In the latest escalation of the war on cancer, the National Cancer Institute (NCI) is arming itself with some high-risk tactics borrowed from the Department of Defense.
In June, NCI launched the Unconventional Innovation Program (UIP), a five-year, $48 million bid to come up with novel technologies that could someday tip the balance in man’s battle with malignancy. The aim, says Carol Dahl, director of NCI’s office of technology and industrial relations, is no less than “quantum improvements and entirely novel approaches” in fighting cancer.
The program is modeled on the Defense Advanced Research Projects Agency (DARPA), home of some of the most successful federal funding of daring technological endeavors. (DARPA was, for instance, the initial sponsor of the Internet.) “The notion is that the bizarre and the weird sometimes have the greatest impact,” says Franklin Prendergast, director of cancer research at the Mayo Clinic and a member of NCI’s Board of Scientific Advisors.
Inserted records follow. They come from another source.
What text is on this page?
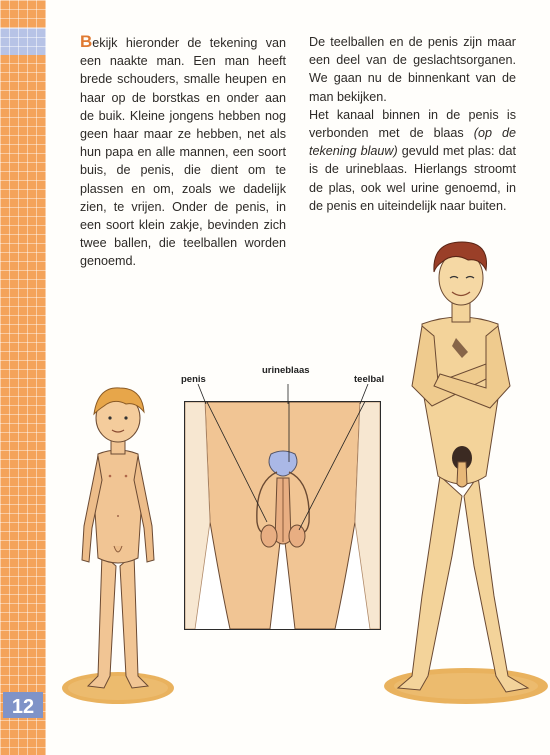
12

Bekijk hieronder de tekening van een naakte man. Een man heeft brede schouders, smalle heupen en haar op de borstkas en onder aan de buik. Kleine jongens hebben nog geen haar maar ze hebben, net als hun papa en alle mannen, een soort buis, de penis, die dient om te plassen en om, zoals we dadelijk zien, te vrijen. Onder de penis, in een soort klein zakje, bevinden zich twee ballen, die teelballen worden genoemd.

De teelballen en de penis zijn maar een deel van de geslachtsorganen. We gaan nu de binnenkant van de man bekijken.

Het kanaal binnen in de penis is verbonden met de blaas (op de tekening blauw) gevuld met plas: dat is de urineblaas. Hierlangs stroomt de plas, ook wel urine genoemd, in de penis en uiteindelijk naar buiten.

penis
urineblaas
teelbal
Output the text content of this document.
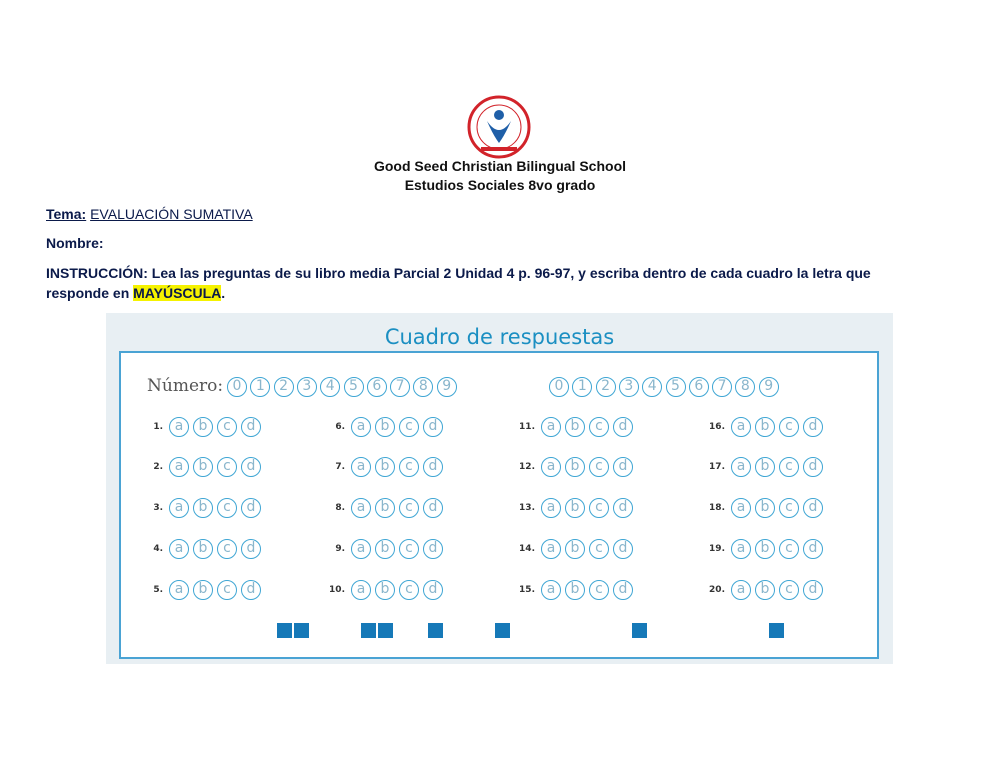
Good Seed Christian Bilingual School
Estudios Sociales 8vo grado
Tema: EVALUACIÓN SUMATIVA
Nombre:
INSTRUCCIÓN: Lea las preguntas de su libro media Parcial 2 Unidad 4 p. 96-97, y escriba dentro de cada cuadro la letra que
responde en MAYÚSCULA.
Cuadro de respuestas
Número: 0	1	2	3	4	5	6	7	8	9	0	1	2	3	4	5	6	7	8	9
1. a	b	c	d
2. a	b	c	d
3. a	b	c	d
4. a	b	c	d
5. a	b	c	d
6. a	b	c	d
7. a	b	c	d
8. a	b	c	d
9. a	b	c	d
10. a	b	c	d
11. a	b	c	d
12. a	b	c	d
13. a	b	c	d
14. a	b	c	d
15. a	b	c	d
16. a	b	c	d
17. a	b	c	d
18. a	b	c	d
19. a	b	c	d
20. a	b	c	d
Most of NCI’s $2.5 billion per year in research funding is doled out through a peer-review process that Prendergast says “overlooks technologies that challenge dogma.”
NCI is seeking outside-the-box innovators who can implement such science-fiction concepts as injectable tumor-killing nanorobots or smart polymers that both detect diseases and deliver drugs. The cancer institute will award the first grants in 1999, favoring multidisciplinary projects that cut across fields such as microfabrication, photonics and chemical engineering.